Were there counterprotests or arrests at the Unite the Kingdom rally?
Executive summary
Yes — there was a sizeable counter‑protest opposing the “Unite the Kingdom” rally and law enforcement made multiple arrests during the events in central London on 13 September 2025; official tallies and press reports differ slightly but converge on thousands at the counter‑demonstration and roughly two dozen arrests associated with the day’s disorder [1] [2] [3] [4].
1. The counter‑protest: a visible, smaller but significant presence
Organised opponents of the Unite the Kingdom march — described in reports as Stand Up To Racism and allied anti‑fascist and trade union groups — gathered as a counter‑demonstration of roughly 5,000 people according to multiple national outlets and police estimates, forming a clearly separate but contiguous protest that police were tasked with keeping apart from the main march [1] [2] [5] [3].
2. Arrests: official counts, revisions and how they diverge
Police and media published varying arrest totals in the immediate aftermath, reflecting the fluidity of on‑the‑ground reporting: early news stories cited around 24–26 arrests, with some outlets reporting “at least 25,” then the Metropolitan Police issued counts that were revised and clarified in follow‑ups — Reuters and the Met’s own disclosures indicate roughly 23–24 arrests linked to the event, with the Met specifying that the large majority of those arrested were believed to be from the Unite the Kingdom march rather than the counter‑protest [6] [4] [3] [2].

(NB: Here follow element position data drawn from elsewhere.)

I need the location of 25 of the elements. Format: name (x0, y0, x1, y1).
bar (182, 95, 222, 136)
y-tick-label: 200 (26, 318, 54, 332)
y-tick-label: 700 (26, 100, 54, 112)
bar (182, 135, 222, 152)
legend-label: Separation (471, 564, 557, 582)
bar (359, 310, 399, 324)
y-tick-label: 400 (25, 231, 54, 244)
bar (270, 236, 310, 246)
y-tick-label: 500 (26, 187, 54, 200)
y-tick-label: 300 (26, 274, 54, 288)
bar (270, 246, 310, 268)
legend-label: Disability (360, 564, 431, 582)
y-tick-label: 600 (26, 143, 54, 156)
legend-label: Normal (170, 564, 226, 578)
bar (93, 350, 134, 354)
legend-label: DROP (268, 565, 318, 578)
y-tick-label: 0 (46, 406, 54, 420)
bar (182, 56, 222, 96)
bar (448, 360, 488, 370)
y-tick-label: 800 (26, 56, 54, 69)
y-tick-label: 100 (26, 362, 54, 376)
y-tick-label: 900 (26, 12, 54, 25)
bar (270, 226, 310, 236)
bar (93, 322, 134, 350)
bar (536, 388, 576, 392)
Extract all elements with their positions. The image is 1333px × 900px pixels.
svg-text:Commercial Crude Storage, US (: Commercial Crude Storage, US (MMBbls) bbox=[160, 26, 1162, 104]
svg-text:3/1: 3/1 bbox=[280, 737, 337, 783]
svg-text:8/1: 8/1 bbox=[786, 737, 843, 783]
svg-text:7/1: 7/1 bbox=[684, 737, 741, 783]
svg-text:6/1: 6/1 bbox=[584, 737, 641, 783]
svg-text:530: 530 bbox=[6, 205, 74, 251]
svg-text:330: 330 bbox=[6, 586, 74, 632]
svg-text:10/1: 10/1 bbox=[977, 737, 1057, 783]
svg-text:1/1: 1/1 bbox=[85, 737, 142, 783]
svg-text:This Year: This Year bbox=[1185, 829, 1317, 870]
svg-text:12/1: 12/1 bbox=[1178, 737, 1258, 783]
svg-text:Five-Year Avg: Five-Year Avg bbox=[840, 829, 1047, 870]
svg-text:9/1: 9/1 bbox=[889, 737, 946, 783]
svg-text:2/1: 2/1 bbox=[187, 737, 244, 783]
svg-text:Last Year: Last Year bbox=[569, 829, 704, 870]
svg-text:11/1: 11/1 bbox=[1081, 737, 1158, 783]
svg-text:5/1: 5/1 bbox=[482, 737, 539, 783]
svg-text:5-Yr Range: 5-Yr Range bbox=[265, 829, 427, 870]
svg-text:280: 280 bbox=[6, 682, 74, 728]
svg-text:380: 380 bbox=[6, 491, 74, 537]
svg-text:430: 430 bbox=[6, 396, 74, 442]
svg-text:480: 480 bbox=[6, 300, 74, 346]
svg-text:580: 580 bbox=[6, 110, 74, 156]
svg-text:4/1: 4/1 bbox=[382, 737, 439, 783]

3. Who was arrested and who was charged: nuance beneath the headlines
Beyond headline totals, prosecutorial and police follow‑up narrowed the field: some sources reported that eight people were formally charged following the disorder, while the Met released lists and appeals seeking to identify additional suspects connected to violent disorder offences; other fact‑checks and Freedom of Information disclosures attempted to reconcile how many arrested were from each side, with the Met repeatedly stating most arrests were linked to the main march and only one recorded as from the counter‑protest in some releases [7] [3] [4] [8].
4. Violence, injuries and the policing challenge
Reporting consistently described clashes, projectiles thrown at police, officers injured (several seriously), and police horses struck during attempts to separate the groups and manage overcrowding when the Unite the Kingdom turnout exceeded planned space — events that framed many outlets’ coverage of why arrests were made for offences including affray, violent disorder, assaults and criminal damage [5] [1] [2] [9].
5. Misinformation, contested narratives and political spin
The event became a flashpoint for competing narratives online: viral posts claimed that most arrests were of counter‑protesters or wildly inflated attendance figures for one side, but independent fact‑checks (and the Met’s clarifications) debunked those claims and emphasised that the arrest breakdown did not support the viral assertions — a pattern showing how social platforms amplified versions of the story that suited partisan framings while official disclosures and later reporting pared back the extremes [6] [10] [8].
6. What remains unclear from available reporting
Precise, immutable tallies remain difficult: immediate media reports gave different raw numbers, police revised figures over several days, and public FOI documents show small inconsistencies in totals and attributions between releases; reporting sampled here does not offer a single incontrovertible roster matching every arrest to an affiliation, so while the best available public record points to a counter‑protest of about 5,000 and roughly two dozen arrests (mostly attributed to the Unite the Kingdom march), absolute microscopic certainty on every individual’s status is not established in the disclosed sources [4] [3] [1].
Bottom line
There were indeed counter‑protests and arrests: thousands joined organised counter‑demonstrations and police made roughly 23–25 arrests amid clashes and disorder, with subsequent charges and police appeals narrowing the list of people sought or charged; media and fact‑checkers repeatedly corrected viral claims that tried to reverse or exaggerate those basic facts [1] [2] [6] [7].